Construction must be contracted to start within three months of the contract date to be eligible – with grants distributed via the states’ respective revenue offices – and contracts must be entered into between June 4 and December 31, 2020.

Successful applicants can build new homes up to the value of $750,000 (including the cost of land), or embark on renovations valued between $150,000 and $750,000 if the home is valued at no more than $1.5 million before the work begins.

Investment properties are off the cards, and the funding will go directly to individuals, not contractors.

“This is about targeted taxpayer support for a limited time using existing systems to ensure the money gets used how it should by families looking for that bit of extra help to make significant investments themselves,” Mr Morrison said.

If you’ve been putting off that renovation or new build, the extra $25,000 we’re putting on the table along with record-low interest rates means now’s the time to get started.”

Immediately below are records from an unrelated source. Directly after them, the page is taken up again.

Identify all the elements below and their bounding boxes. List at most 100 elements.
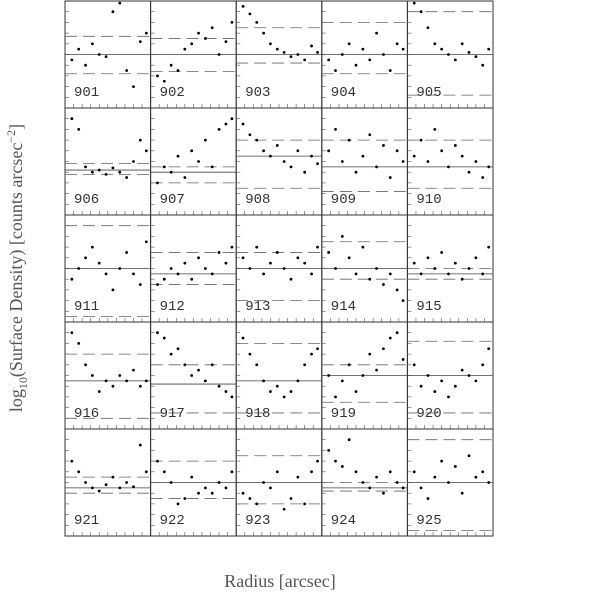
data-point bbox=[77, 267, 81, 270]
data-point bbox=[487, 481, 491, 484]
data-point bbox=[90, 486, 94, 490]
data-point bbox=[467, 170, 471, 174]
panel-label: 925 bbox=[416, 513, 441, 529]
data-point bbox=[162, 165, 166, 169]
data-point bbox=[481, 176, 485, 179]
data-point bbox=[90, 245, 94, 249]
data-point bbox=[203, 138, 207, 142]
data-point bbox=[162, 79, 166, 83]
data-point bbox=[401, 358, 405, 361]
data-point bbox=[447, 165, 450, 169]
data-point bbox=[275, 384, 279, 388]
data-point bbox=[481, 363, 485, 367]
data-point bbox=[395, 288, 399, 292]
data-point bbox=[70, 117, 74, 121]
data-point bbox=[388, 69, 392, 72]
data-point bbox=[433, 475, 437, 479]
data-point bbox=[347, 363, 351, 367]
data-point bbox=[248, 352, 252, 356]
data-point bbox=[382, 144, 385, 147]
data-point bbox=[447, 272, 450, 276]
data-point bbox=[77, 47, 81, 51]
data-point bbox=[230, 245, 234, 249]
data-point bbox=[354, 170, 358, 174]
data-point bbox=[90, 42, 94, 46]
data-point bbox=[440, 379, 444, 383]
data-point bbox=[77, 127, 81, 131]
data-point bbox=[361, 374, 365, 377]
data-point bbox=[368, 58, 372, 62]
data-point bbox=[169, 352, 173, 356]
data-point bbox=[354, 470, 358, 474]
data-point bbox=[190, 475, 194, 479]
data-point bbox=[224, 390, 228, 393]
panel-label: 902 bbox=[160, 85, 185, 101]
data-point bbox=[327, 58, 331, 62]
data-point bbox=[395, 331, 399, 335]
data-point bbox=[368, 277, 372, 281]
data-point bbox=[426, 26, 430, 30]
data-point bbox=[447, 481, 450, 484]
data-point bbox=[382, 283, 385, 286]
panel-label: 922 bbox=[160, 513, 185, 529]
data-point bbox=[118, 170, 122, 174]
data-point bbox=[269, 390, 272, 393]
data-point bbox=[84, 256, 87, 260]
data-point bbox=[84, 165, 87, 169]
data-point bbox=[347, 438, 351, 442]
data-point bbox=[440, 251, 444, 254]
data-point bbox=[77, 342, 81, 345]
data-point bbox=[125, 481, 129, 484]
data-point bbox=[230, 117, 234, 121]
data-point bbox=[419, 272, 423, 276]
panel-label: 904 bbox=[331, 85, 356, 101]
data-point bbox=[70, 58, 74, 62]
panel-label: 915 bbox=[416, 299, 441, 315]
data-point bbox=[125, 69, 129, 72]
data-point bbox=[132, 368, 135, 372]
data-point bbox=[327, 374, 331, 377]
data-point bbox=[138, 40, 142, 44]
data-point bbox=[248, 267, 252, 270]
data-point bbox=[426, 256, 430, 260]
data-point bbox=[347, 256, 351, 260]
data-point bbox=[275, 144, 279, 147]
data-point bbox=[262, 379, 265, 383]
data-point bbox=[217, 384, 221, 388]
data-point bbox=[217, 251, 221, 254]
panel-label: 923 bbox=[245, 513, 270, 529]
data-point bbox=[210, 272, 214, 276]
data-point bbox=[361, 47, 365, 51]
y-label-sup: −2 bbox=[4, 130, 18, 143]
data-point bbox=[255, 502, 259, 506]
data-point bbox=[433, 127, 437, 131]
panel-label: 916 bbox=[74, 406, 99, 422]
data-point bbox=[125, 251, 129, 254]
data-point bbox=[118, 267, 122, 270]
data-point bbox=[310, 470, 313, 474]
data-point bbox=[296, 379, 300, 383]
data-point bbox=[375, 475, 378, 479]
data-point bbox=[156, 283, 159, 286]
data-point bbox=[183, 176, 187, 179]
panel-label: 918 bbox=[245, 406, 270, 422]
data-point bbox=[334, 459, 337, 463]
data-point bbox=[269, 154, 272, 158]
panel-label: 924 bbox=[331, 513, 356, 529]
data-point bbox=[340, 465, 344, 468]
data-point bbox=[203, 267, 207, 270]
data-point bbox=[224, 486, 228, 490]
data-point bbox=[375, 31, 378, 35]
data-point bbox=[262, 31, 265, 35]
data-point bbox=[467, 374, 471, 377]
data-point bbox=[327, 251, 331, 254]
data-point bbox=[144, 470, 148, 474]
data-point bbox=[419, 384, 423, 388]
data-point bbox=[241, 122, 245, 126]
data-point bbox=[282, 395, 286, 399]
data-point bbox=[111, 475, 115, 479]
data-point bbox=[296, 475, 300, 479]
data-point bbox=[412, 1, 416, 5]
data-point bbox=[412, 261, 416, 265]
data-point bbox=[368, 486, 372, 490]
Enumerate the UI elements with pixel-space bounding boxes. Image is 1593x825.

The Prime Minister has also said the government is preparing a rescue plan for the struggling arts sector – part of a broader plan to substitute economy-wide assistance for more targeted support.

The announcement comes after industry groups warned that new-home building would fall off a cliff without government assistance.

Although the industry has kept most worksites open throughout the lockdown, cash-strapped and anxious consumers have cancelled contracts and delayed plans in response to rising economic uncertainty.

So much so that the Housing Industry Association last month said new-home building was on course for a 50 per cent drop in the second half of the year, with building commencements falling from 171,000 to 111,000.

Such a sharp drop in new-home building would cruel the economic recovery, as the construction industry employs almost 10 per cent of the workforce.

But leading economists told The New Daily before the announcement that building more social housing was a more efficient way of firing up construction.

Firstly because it’s likely that many of the home buyer grants will go to people who would have bought the home anyway – meaning some will be a waste of money.

And secondly, because every dollar of funding allocated to social housing would be injected into the economy, as the homes would definitely be built.

The success of the government’s HomeBuilder program, on the other hand, will depend on how many Australians have the means and appetite to buy a new home during a downturn.

If very few households take up the scheme, it will do little to help the economy.

“The most efficient way to support residential construction would be to build social housing,” Mr Coates told The New Daily last week.

“Within 12 months of the [Rudd government’s] Social Housing Initiative being announced, there was an enormous spike in public-sector dwelling approvals – so most of those homes were built very quickly, and they provided support for residential construction [when] it was quite weak.”

Meanwhile, Labor has urged the government to include social housing in any housing stimulus plan it advances, along with the Greens, unions, industry groups and the welfare sector.

“No serious, comprehensive plan to deal with the building industry can leave social housing out,” the ABC quoted Shadow Treasurer Jim Chalmers as saying.

“Social housing is good for jobs now and it would have a lasting benefit for Australians doing it tough into the future.”